59. Assim, a Comissão foi especificamente criada para assegurar a promoção e a proteção do e
direitos dos povos incorporados na Carta. O fato ainda é que, de acordo com as disposições do
Artigo 60 da Carta, a Comissão pode se inspirar nos princípios da lei de direitos, em particular as
prescritas em outras convenções internacionais. No entanto, o fato de que a Comissão é
autorizada a utilizar estas convenções não lhe dá o mandato de assegurar o monitoramento de
sua implementação. As disposições pertinentes da Carta devem ser interpretadas antes como um
possibilidade de a Comissão aplicar estes princípios para determinar o conteúdo e o alcance dos
direitos garantido pela Carta.
60. Consequentemente, a Comissão não tomará uma decisão sobre as supostas violações das
convenções acima mencionadas e da legislação congolesa, como o acompanhamento da
implementação destas normas não se enquadram em suas atribuições. Além disso, os reclamantes
não estabeleceram um vínculo com as disposições dos referidos instrumentos e os direitos
garantidos pela Carta. Na verdade, a Comissão determinará se os artigos 1 , 3 , 4 e 7 da Carta
foram violados com base nos fatos e observações disponibilizados pelas partes.

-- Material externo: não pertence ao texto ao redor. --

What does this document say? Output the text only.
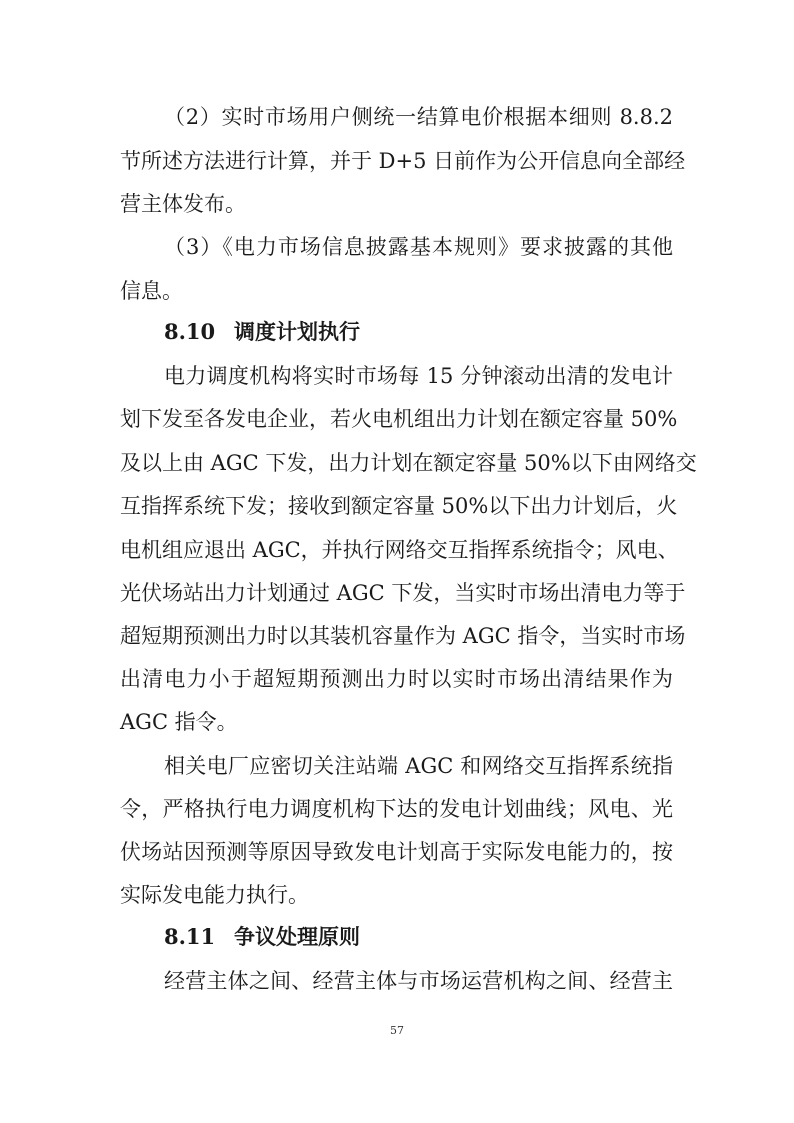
（2）实时市场用户侧统一结算电价根据本细则 8.8.2
节所述方法进行计算，并于 D+5 日前作为公开信息向全部经
营主体发布。
（3）《电力市场信息披露基本规则》要求披露的其他
信息。
8.10 调度计划执行
电力调度机构将实时市场每 15 分钟滚动出清的发电计
划下发至各发电企业，若火电机组出力计划在额定容量 50%
及以上由 AGC 下发，出力计划在额定容量 50%以下由网络交
互指挥系统下发；接收到额定容量 50%以下出力计划后，火
电机组应退出 AGC，并执行网络交互指挥系统指令；风电、
光伏场站出力计划通过 AGC 下发，当实时市场出清电力等于
超短期预测出力时以其装机容量作为 AGC 指令，当实时市场
出清电力小于超短期预测出力时以实时市场出清结果作为
AGC 指令。
相关电厂应密切关注站端 AGC 和网络交互指挥系统指
令，严格执行电力调度机构下达的发电计划曲线；风电、光
伏场站因预测等原因导致发电计划高于实际发电能力的，按
实际发电能力执行。
8.11 争议处理原则
经营主体之间、经营主体与市场运营机构之间、经营主
57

61. Nos termos do artigo 1º da Carta, os Estados membros da Organização da Unidade Africana,
partes da presente Carta devem reconhecer os direitos, deveres e liberdades consagrados na
presente Carta e se comprometem a adotar medidas legislativas ou outras medidas para dar-lhes
efeito.
62. Estas disposições impõem aos Estados Partes a obrigação positiva de definir o quadro jurídico
para o gozo dos direitos e liberdades contidos na Carta, dentro dos limites de seus respectivos
territórios. Elas não estabelecem especificamente direitos e liberdades para os indivíduos.
Entretanto, o fracasso de um Estado em assegurar a implementação de sua obrigação nos termos
do artigo 1º da Carta pode criar uma via para a violação de direitos substantivos ou, pelo menos,
limitar seu gozo. A Comissão, em Jawara, declarou que a violação de qualquer direito contido na
Carta é também uma violação do Artigo 1, na medida em que mostra o fracasso de um Estado
Parte em tomar as medidas necessárias para o gozo deste direito. (9) Isto significa que qualquer
alegação de violação deste artigo deve ser apoiada com provas de desconsideração de outro
direito substantivo garantido pela Carta.
63. luz do acima exposto, antes da determinação de uma possível violação do Artigo 1, a A
Comissão examina a suposta violação dos direitos substantivos garantidos pelos artigos 3 , 4 e 7 da
Carta. A violação do artigo 1º desencadeará, portanto, uma ação para os direitos substantivos
protegidos por cada um dos as disposições acima mencionadas, partindo do pressuposto de que a
Comissão concluirá que esses direitos foram violados.
64. Embora o artigo 3(1) da Carta estipule que todos os indivíduos devem ser iguais perante a lei,
o artigo 3(2) prevê que cada indivíduo terá direito a igual proteção da lei. Os fatos, tal como
apresentados pelos reclamantes não estabelecem em nenhum momento que uma lei no quadro
jurídico do Estado requerido trata os indivíduos de forma diferente ou protege outras categorias
de cidadãos mais ou menos melhor do que outras. Em seus os autores da denúncia não fornecem
nenhuma prova de qualquer estatuto ou tratamento discriminatório perante a lei. A Comissão
observa, portanto, que o artigo 3 da lei africana A Carta não foi violada.